DETAILED ACTION
Notice of Pre-AIA  or AIA  Status
The present application, filed on or after March 16, 2013, is being examined under the first inventor to file provisions of the AIA .
This office action is in response to submission of application on 7/25/2018.
Claims 1-20 are presented for examination.
Oath/Declaration
For the record, Examiner acknowledges that the Oaths/Declarations submitted on 7/25/2018 have been received.
Information Disclosure Statement
The information disclosure statement submitted on 7/25/2018 is in compliance with the provisions of 37 CFR 1.97.  Accordingly, the information disclosure statement is considered by the examiner.
Drawings
The drawings are acceptable for the purposes of examination.
Specification
In paragraph [0033], line 1, “At a block 420” should be “At block 420”.
In paragraph [0035], line 1, “in order to processing” should be “in order to process”.
In paragraph [0044], line 2, “associated the layer” should be “associated with the layer”.
In paragraph [0047], line 3, “which equals” should be “which is equal to”.
In paragraph [0055], line 3, “the layer” should be “layer”.

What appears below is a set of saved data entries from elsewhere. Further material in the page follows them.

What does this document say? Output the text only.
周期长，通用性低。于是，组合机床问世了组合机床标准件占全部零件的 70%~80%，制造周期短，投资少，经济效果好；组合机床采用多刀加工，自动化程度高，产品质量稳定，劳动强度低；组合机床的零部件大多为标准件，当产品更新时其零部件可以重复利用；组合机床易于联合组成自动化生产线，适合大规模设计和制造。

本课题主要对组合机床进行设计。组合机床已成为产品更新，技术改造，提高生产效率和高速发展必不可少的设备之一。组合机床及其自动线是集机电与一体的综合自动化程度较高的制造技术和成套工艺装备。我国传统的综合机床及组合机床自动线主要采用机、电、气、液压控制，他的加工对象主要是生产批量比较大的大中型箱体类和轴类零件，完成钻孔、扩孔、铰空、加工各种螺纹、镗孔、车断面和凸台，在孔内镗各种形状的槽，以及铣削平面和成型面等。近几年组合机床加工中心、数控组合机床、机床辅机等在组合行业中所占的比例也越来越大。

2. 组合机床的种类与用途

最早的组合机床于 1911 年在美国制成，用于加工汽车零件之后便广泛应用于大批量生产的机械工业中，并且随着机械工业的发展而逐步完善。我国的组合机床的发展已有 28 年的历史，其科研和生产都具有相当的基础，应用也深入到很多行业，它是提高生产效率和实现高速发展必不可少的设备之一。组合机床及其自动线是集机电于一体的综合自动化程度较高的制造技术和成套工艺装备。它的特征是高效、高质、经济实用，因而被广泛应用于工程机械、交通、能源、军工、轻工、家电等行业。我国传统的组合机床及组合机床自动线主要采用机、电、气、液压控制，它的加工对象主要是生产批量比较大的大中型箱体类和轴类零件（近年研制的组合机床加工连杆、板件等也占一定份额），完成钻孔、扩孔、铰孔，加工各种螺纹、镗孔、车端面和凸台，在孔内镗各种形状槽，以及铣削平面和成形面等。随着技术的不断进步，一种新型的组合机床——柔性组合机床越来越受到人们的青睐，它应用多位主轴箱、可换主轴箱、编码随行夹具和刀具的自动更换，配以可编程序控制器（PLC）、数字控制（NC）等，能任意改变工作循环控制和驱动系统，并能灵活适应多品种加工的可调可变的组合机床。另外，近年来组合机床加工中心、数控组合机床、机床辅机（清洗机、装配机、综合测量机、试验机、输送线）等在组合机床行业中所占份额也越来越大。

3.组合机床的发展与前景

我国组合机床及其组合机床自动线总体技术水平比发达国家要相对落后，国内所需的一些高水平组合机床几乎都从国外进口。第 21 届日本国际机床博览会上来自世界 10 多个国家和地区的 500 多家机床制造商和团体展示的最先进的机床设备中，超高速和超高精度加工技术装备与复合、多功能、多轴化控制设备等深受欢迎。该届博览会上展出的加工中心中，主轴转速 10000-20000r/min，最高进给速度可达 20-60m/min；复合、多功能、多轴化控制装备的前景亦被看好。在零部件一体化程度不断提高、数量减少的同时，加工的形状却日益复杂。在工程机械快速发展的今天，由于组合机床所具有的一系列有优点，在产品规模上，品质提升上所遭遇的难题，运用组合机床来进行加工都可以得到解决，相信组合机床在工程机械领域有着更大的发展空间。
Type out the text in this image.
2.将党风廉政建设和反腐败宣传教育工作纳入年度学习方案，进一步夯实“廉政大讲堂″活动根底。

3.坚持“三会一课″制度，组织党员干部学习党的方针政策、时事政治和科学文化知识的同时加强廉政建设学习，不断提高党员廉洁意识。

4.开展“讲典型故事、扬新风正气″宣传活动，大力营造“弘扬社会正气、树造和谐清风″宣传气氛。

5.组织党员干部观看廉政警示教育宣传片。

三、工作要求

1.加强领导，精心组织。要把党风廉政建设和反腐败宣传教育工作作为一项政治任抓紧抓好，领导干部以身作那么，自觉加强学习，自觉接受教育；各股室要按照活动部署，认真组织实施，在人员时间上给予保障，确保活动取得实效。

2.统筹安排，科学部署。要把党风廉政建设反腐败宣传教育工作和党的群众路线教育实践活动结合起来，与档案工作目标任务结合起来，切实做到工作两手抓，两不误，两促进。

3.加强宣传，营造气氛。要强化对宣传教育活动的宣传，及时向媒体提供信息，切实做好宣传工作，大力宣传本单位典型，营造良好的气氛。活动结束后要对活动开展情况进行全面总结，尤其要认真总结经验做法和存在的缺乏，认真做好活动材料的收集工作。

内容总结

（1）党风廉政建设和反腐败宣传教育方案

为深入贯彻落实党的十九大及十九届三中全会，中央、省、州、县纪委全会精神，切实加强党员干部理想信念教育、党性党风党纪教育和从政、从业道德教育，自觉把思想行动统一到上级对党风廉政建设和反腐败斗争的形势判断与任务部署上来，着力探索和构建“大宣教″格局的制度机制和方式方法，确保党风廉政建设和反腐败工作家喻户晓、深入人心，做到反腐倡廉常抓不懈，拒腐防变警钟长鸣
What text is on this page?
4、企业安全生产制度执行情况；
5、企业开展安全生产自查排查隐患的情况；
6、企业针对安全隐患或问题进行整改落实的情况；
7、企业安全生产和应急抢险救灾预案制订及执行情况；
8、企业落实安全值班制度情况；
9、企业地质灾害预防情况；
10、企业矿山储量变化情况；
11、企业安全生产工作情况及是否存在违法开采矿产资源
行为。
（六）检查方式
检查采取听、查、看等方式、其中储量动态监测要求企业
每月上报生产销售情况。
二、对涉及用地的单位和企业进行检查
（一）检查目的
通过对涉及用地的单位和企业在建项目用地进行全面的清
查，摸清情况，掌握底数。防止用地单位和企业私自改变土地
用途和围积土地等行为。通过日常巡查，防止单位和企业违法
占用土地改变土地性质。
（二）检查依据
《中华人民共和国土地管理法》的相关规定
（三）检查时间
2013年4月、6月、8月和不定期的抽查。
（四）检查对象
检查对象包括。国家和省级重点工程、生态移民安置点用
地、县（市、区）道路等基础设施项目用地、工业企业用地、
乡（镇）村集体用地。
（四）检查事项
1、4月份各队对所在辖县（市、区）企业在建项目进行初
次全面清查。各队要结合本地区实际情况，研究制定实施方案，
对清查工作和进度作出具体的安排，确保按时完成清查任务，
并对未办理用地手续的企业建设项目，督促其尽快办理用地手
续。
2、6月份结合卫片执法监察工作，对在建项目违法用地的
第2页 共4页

Claim Rejections - 35 USC § 103
The following is a quotation of 35 U.S.C. 103 which forms the basis for all obviousness rejections set forth in this Office action:
A patent for a claimed invention may not be obtained, notwithstanding that the claimed invention is not identically disclosed as set forth in section 102, if the differences between the claimed invention and the prior art are such that the claimed invention as a whole would have been obvious before the effective filing date of the claimed invention to a person having ordinary skill in the art to which the claimed invention pertains. Patentability shall not be negated by the manner in which the invention was made.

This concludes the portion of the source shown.